This Beet Walnut Fig combination is a marriage made in heaven! So easy to make and a substantial side or appetizer!Take Me to the Recipe!
The Swiss company Firmenich (which I had never heard of until today) named Fig the ‘Flavour of the Year for 2018’. Turns out they are quite a substantial company, that ‘creates fragrances and flavors for the world’s most desirable brands delighting billions of consumers every day’. Who knew??? Founded in 1895, with more than 7,000 employees world-wide, 4 R&D centers around the world in Geneva, Princeton, Shanghai and Gujarat, 2,900 patents currently in place. It is the largest privately owned company in the fragrance and flavour industry.

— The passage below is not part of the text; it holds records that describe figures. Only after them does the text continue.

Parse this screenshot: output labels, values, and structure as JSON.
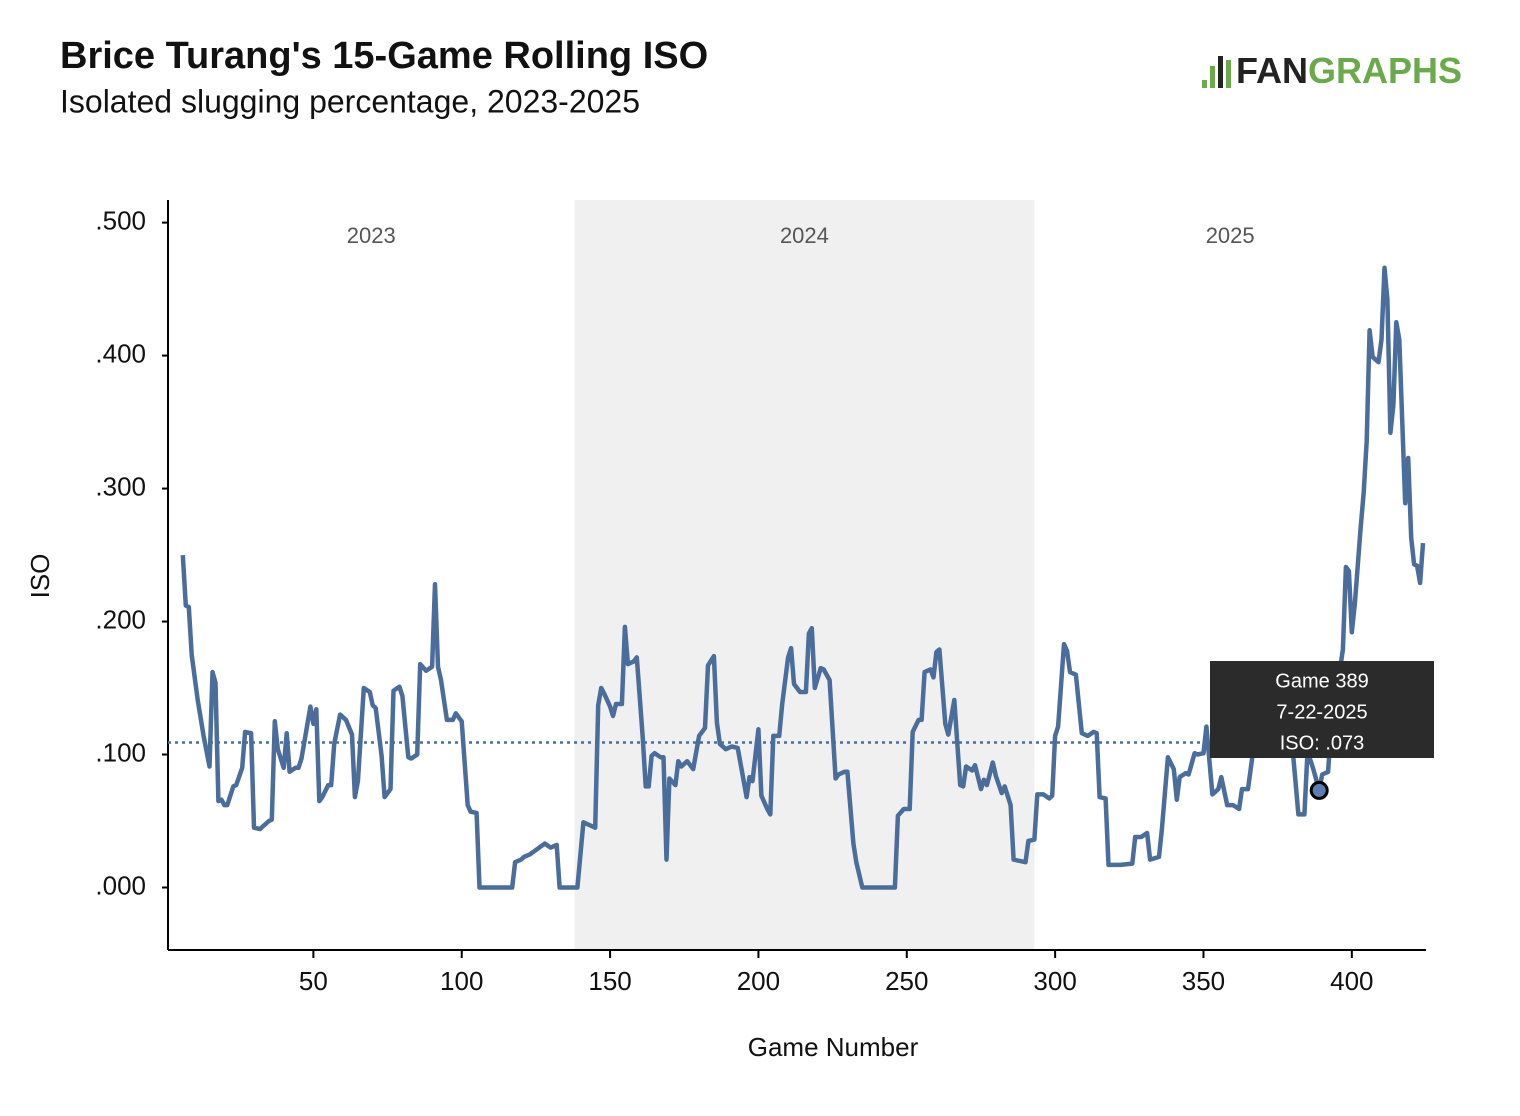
{
  "chart_data": {
    "type": "line",
    "title": "Brice Turang's 15-Game Rolling ISO",
    "subtitle": "Isolated slugging percentage, 2023-2025",
    "logo": [
      "FAN",
      "GRAPHS"
    ],
    "xlabel": "Game Number",
    "ylabel": "ISO",
    "xlim": [
      1,
      425
    ],
    "ylim": [
      -0.047,
      0.517
    ],
    "xticks": [
      50,
      100,
      150,
      200,
      250,
      300,
      350,
      400
    ],
    "yticks": [
      {
        "value": 0,
        "label": ".000"
      },
      {
        "value": 0.1,
        "label": ".100"
      },
      {
        "value": 0.2,
        "label": ".200"
      },
      {
        "value": 0.3,
        "label": ".300"
      },
      {
        "value": 0.4,
        "label": ".400"
      },
      {
        "value": 0.5,
        "label": ".500"
      }
    ],
    "regions": [
      {
        "label": "2023",
        "start": 1,
        "end": 138,
        "shaded": false
      },
      {
        "label": "2024",
        "start": 138,
        "end": 293,
        "shaded": true
      },
      {
        "label": "2025",
        "start": 293,
        "end": 425,
        "shaded": false
      }
    ],
    "reference_line": 0.109,
    "x": [
      6,
      7,
      8,
      9,
      11,
      13,
      15,
      16,
      17,
      18,
      19,
      20,
      21,
      23,
      24,
      26,
      27,
      29,
      30,
      32,
      35,
      36,
      37,
      38,
      40,
      41,
      42,
      44,
      45,
      46,
      49,
      50,
      51,
      52,
      53,
      55,
      56,
      57,
      59,
      61,
      63,
      64,
      65,
      67,
      69,
      70,
      71,
      73,
      74,
      76,
      77,
      79,
      80,
      82,
      83,
      85,
      86,
      88,
      90,
      91,
      92,
      93,
      95,
      97,
      98,
      100,
      102,
      103,
      105,
      106,
      117,
      118,
      120,
      121,
      123,
      128,
      130,
      132,
      133,
      139,
      141,
      143,
      145,
      146,
      147,
      148,
      150,
      151,
      152,
      154,
      155,
      156,
      158,
      159,
      161,
      162,
      163,
      164,
      165,
      167,
      168,
      169,
      170,
      172,
      173,
      174,
      176,
      178,
      180,
      182,
      183,
      185,
      186,
      187,
      189,
      191,
      193,
      194,
      196,
      197,
      198,
      200,
      201,
      203,
      204,
      205,
      207,
      208,
      210,
      211,
      212,
      214,
      216,
      217,
      218,
      219,
      221,
      222,
      224,
      226,
      227,
      229,
      230,
      232,
      233,
      235,
      246,
      247,
      249,
      251,
      252,
      254,
      255,
      256,
      258,
      259,
      260,
      261,
      263,
      264,
      266,
      268,
      269,
      270,
      272,
      273,
      275,
      276,
      277,
      279,
      280,
      282,
      283,
      285,
      286,
      290,
      291,
      293,
      294,
      296,
      298,
      299,
      300,
      301,
      303,
      304,
      305,
      307,
      309,
      311,
      313,
      314,
      315,
      317,
      318,
      322,
      326,
      327,
      329,
      331,
      332,
      335,
      336,
      338,
      340,
      341,
      342,
      344,
      345,
      347,
      348,
      350,
      351,
      353,
      355,
      356,
      358,
      360,
      362,
      363,
      365,
      367,
      369,
      371,
      372,
      373,
      374,
      376,
      377,
      379,
      380,
      382,
      384,
      385,
      386,
      387,
      389,
      390,
      392,
      393,
      395,
      397,
      398,
      399,
      400,
      401,
      403,
      404,
      405,
      406,
      407,
      409,
      410,
      411,
      412,
      413,
      414,
      415,
      416,
      418,
      419,
      420,
      421,
      422,
      423,
      424
    ],
    "series": [
      {
        "name": "ISO",
        "color": "#4a6d9c",
        "values": [
          0.25,
          0.212,
          0.211,
          0.175,
          0.141,
          0.114,
          0.091,
          0.162,
          0.154,
          0.065,
          0.066,
          0.062,
          0.062,
          0.076,
          0.077,
          0.09,
          0.117,
          0.116,
          0.045,
          0.044,
          0.05,
          0.051,
          0.125,
          0.104,
          0.09,
          0.116,
          0.087,
          0.09,
          0.09,
          0.097,
          0.136,
          0.123,
          0.134,
          0.065,
          0.068,
          0.077,
          0.077,
          0.108,
          0.13,
          0.126,
          0.115,
          0.068,
          0.08,
          0.15,
          0.147,
          0.137,
          0.135,
          0.099,
          0.068,
          0.074,
          0.148,
          0.151,
          0.144,
          0.098,
          0.097,
          0.1,
          0.168,
          0.163,
          0.166,
          0.228,
          0.166,
          0.156,
          0.126,
          0.126,
          0.131,
          0.125,
          0.062,
          0.057,
          0.056,
          0,
          0,
          0.019,
          0.021,
          0.023,
          0.025,
          0.033,
          0.03,
          0.032,
          0,
          0,
          0.049,
          0.047,
          0.045,
          0.137,
          0.15,
          0.146,
          0.136,
          0.129,
          0.138,
          0.138,
          0.196,
          0.168,
          0.17,
          0.173,
          0.113,
          0.076,
          0.076,
          0.099,
          0.101,
          0.098,
          0.098,
          0.021,
          0.082,
          0.077,
          0.095,
          0.091,
          0.095,
          0.089,
          0.114,
          0.12,
          0.167,
          0.174,
          0.124,
          0.108,
          0.104,
          0.106,
          0.105,
          0.093,
          0.068,
          0.083,
          0.08,
          0.119,
          0.069,
          0.059,
          0.055,
          0.114,
          0.114,
          0.138,
          0.173,
          0.18,
          0.153,
          0.147,
          0.147,
          0.191,
          0.195,
          0.15,
          0.165,
          0.164,
          0.156,
          0.082,
          0.085,
          0.087,
          0.087,
          0.033,
          0.019,
          0,
          0,
          0.054,
          0.059,
          0.059,
          0.117,
          0.126,
          0.126,
          0.162,
          0.164,
          0.158,
          0.177,
          0.179,
          0.123,
          0.115,
          0.141,
          0.077,
          0.076,
          0.091,
          0.088,
          0.092,
          0.074,
          0.081,
          0.077,
          0.094,
          0.084,
          0.071,
          0.076,
          0.062,
          0.021,
          0.019,
          0.035,
          0.036,
          0.07,
          0.07,
          0.067,
          0.069,
          0.114,
          0.121,
          0.183,
          0.178,
          0.162,
          0.16,
          0.116,
          0.114,
          0.117,
          0.116,
          0.068,
          0.067,
          0.017,
          0.017,
          0.018,
          0.038,
          0.038,
          0.041,
          0.021,
          0.023,
          0.044,
          0.098,
          0.089,
          0.066,
          0.083,
          0.086,
          0.085,
          0.101,
          0.1,
          0.101,
          0.121,
          0.07,
          0.074,
          0.083,
          0.062,
          0.062,
          0.059,
          0.074,
          0.074,
          0.107,
          0.106,
          0.121,
          0.11,
          0.141,
          0.153,
          0.156,
          0.141,
          0.108,
          0.105,
          0.055,
          0.055,
          0.099,
          0.096,
          0.089,
          0.073,
          0.085,
          0.087,
          0.122,
          0.149,
          0.179,
          0.241,
          0.238,
          0.192,
          0.213,
          0.271,
          0.297,
          0.336,
          0.419,
          0.399,
          0.395,
          0.412,
          0.466,
          0.442,
          0.342,
          0.363,
          0.425,
          0.412,
          0.289,
          0.323,
          0.263,
          0.243,
          0.242,
          0.229,
          0.259
        ]
      }
    ],
    "tooltip": {
      "x": 389,
      "value": 0.073,
      "lines": [
        "Game 389",
        "7-22-2025",
        "ISO: .073"
      ]
    }
  }
}
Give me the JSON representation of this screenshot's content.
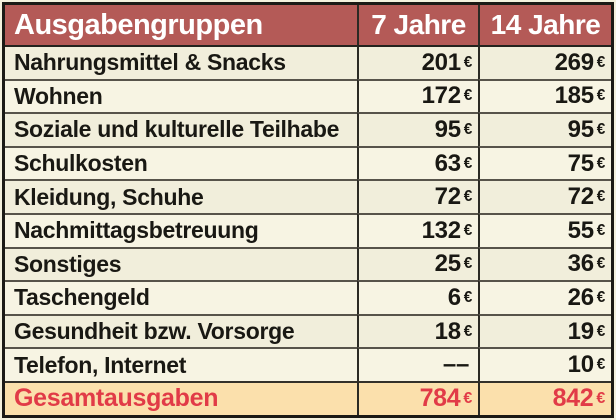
{
  "table": {
    "header": {
      "groups": "Ausgabengruppen",
      "age7": "7 Jahre",
      "age14": "14 Jahre"
    },
    "currency": "€",
    "rows": [
      {
        "label": "Nahrungsmittel & Snacks",
        "v7": "201",
        "u7": "€",
        "v14": "269",
        "u14": "€"
      },
      {
        "label": "Wohnen",
        "v7": "172",
        "u7": "€",
        "v14": "185",
        "u14": "€"
      },
      {
        "label": "Soziale und kulturelle Teilhabe",
        "v7": "95",
        "u7": "€",
        "v14": "95",
        "u14": "€"
      },
      {
        "label": "Schulkosten",
        "v7": "63",
        "u7": "€",
        "v14": "75",
        "u14": "€"
      },
      {
        "label": "Kleidung, Schuhe",
        "v7": "72",
        "u7": "€",
        "v14": "72",
        "u14": "€"
      },
      {
        "label": "Nachmittagsbetreuung",
        "v7": "132",
        "u7": "€",
        "v14": "55",
        "u14": "€"
      },
      {
        "label": "Sonstiges",
        "v7": "25",
        "u7": "€",
        "v14": "36",
        "u14": "€"
      },
      {
        "label": "Taschengeld",
        "v7": "6",
        "u7": "€",
        "v14": "26",
        "u14": "€"
      },
      {
        "label": "Gesundheit bzw. Vorsorge",
        "v7": "18",
        "u7": "€",
        "v14": "19",
        "u14": "€"
      },
      {
        "label": "Telefon, Internet",
        "v7": "––",
        "u7": "",
        "v14": "10",
        "u14": "€"
      }
    ],
    "total": {
      "label": "Gesamtausgaben",
      "v7": "784",
      "u7": "€",
      "v14": "842",
      "u14": "€"
    },
    "colors": {
      "header_bg": "#b45a57",
      "header_text": "#ffffff",
      "row_bg": "#f4f1de",
      "row_bg_alt": "#f7f4e3",
      "total_bg": "#fbe0ac",
      "total_text": "#e13b47",
      "body_text": "#191813",
      "outer_border": "#1b1a16",
      "grid_line": "#57534a"
    }
  },
  "chart_data": {
    "type": "table",
    "title": "Ausgabengruppen",
    "columns": [
      "Ausgabengruppen",
      "7 Jahre",
      "14 Jahre"
    ],
    "unit": "€",
    "rows": [
      [
        "Nahrungsmittel & Snacks",
        201,
        269
      ],
      [
        "Wohnen",
        172,
        185
      ],
      [
        "Soziale und kulturelle Teilhabe",
        95,
        95
      ],
      [
        "Schulkosten",
        63,
        75
      ],
      [
        "Kleidung, Schuhe",
        72,
        72
      ],
      [
        "Nachmittagsbetreuung",
        132,
        55
      ],
      [
        "Sonstiges",
        25,
        36
      ],
      [
        "Taschengeld",
        6,
        26
      ],
      [
        "Gesundheit bzw. Vorsorge",
        18,
        19
      ],
      [
        "Telefon, Internet",
        null,
        10
      ]
    ],
    "total_row": [
      "Gesamtausgaben",
      784,
      842
    ]
  }
}
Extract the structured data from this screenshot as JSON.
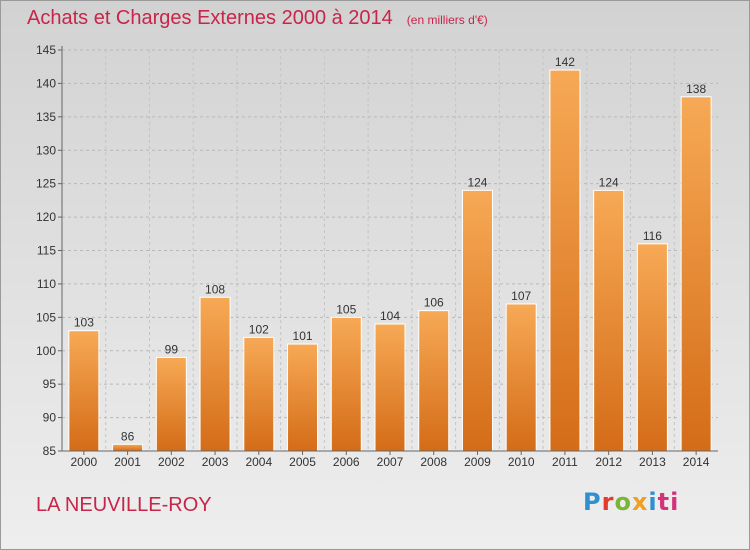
{
  "header": {
    "title": "Achats et Charges Externes 2000 à 2014",
    "subtitle": "(en milliers d'€)"
  },
  "footer": {
    "place_name": "LA NEUVILLE-ROY",
    "logo_text": "Proxiti"
  },
  "colors": {
    "title": "#c8254a",
    "bar_light": "#f7a955",
    "bar_dark": "#d46c18"
  },
  "chart_data": {
    "type": "bar",
    "title": "Achats et Charges Externes 2000 à 2014",
    "subtitle": "(en milliers d'€)",
    "categories": [
      "2000",
      "2001",
      "2002",
      "2003",
      "2004",
      "2005",
      "2006",
      "2007",
      "2008",
      "2009",
      "2010",
      "2011",
      "2012",
      "2013",
      "2014"
    ],
    "values": [
      103,
      86,
      99,
      108,
      102,
      101,
      105,
      104,
      106,
      124,
      107,
      142,
      124,
      116,
      138
    ],
    "ylim": [
      85,
      145
    ],
    "yticks": [
      85,
      90,
      95,
      100,
      105,
      110,
      115,
      120,
      125,
      130,
      135,
      140,
      145
    ],
    "grid": "horizontal-dashed",
    "data_labels": true
  }
}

Check them out here if you are curious like I am… I will have to go back and check out their successes in more detail. A heading of Citrus, Vanilla Seafood has intrigued me!
So.. based on the above – I am expecting big things out of Figs this year!! I always have dried figs on hand because they go so well in port and cream cheese balls, on a dessert platter with dried apricots and port, a compote of dried figs and apricots to go with port. (Did I mention how well they go with Port? Lol!) I will have to experiment more with fresh figs when they’re available.
In the meantime- this simple yet flavourful side can’t be easier to put together. I cooked real beets in my pressure cooker. Beets only take about 13 minutes to cook in a pressure cooker or Instant Pot. Check out my Pressure Cooker – Which One is Best? if you want to know about pressure cooking. But you can certainly use canned whole beets for this – just drain them well to remove as much liquid as possible.
You can serve these slightly warm or at room temperature. This is best to bring out the subtle flavour of the walnuts and walnut oil.
Walnut oil totally adds a touch of umami to this side so it worth looking for it if you can. Walnut oil is also so good for you! If you can’t find it use a neutral vegetable oil. Or you may be able to find hazelnut oil? I just would not recommend olive oil because it will compete with the other subtle flavours.
And guess what – they are MAKE AHEAD!! (which you know I love!) Store in the fridge up to a day ahead. Just let them come to room temperature or give them about 1 minute on low microwave setting to take the chill off before serving.
By the way – Napoleons are traditional French pastries with multiple layers – like a Mille Feuille with layers of pastry and whipped cream and icing. The term has been expropriated to refer to stacks of vegetables or other food items.
This makes a great side dish, winter or summer or an interesting appetizer course.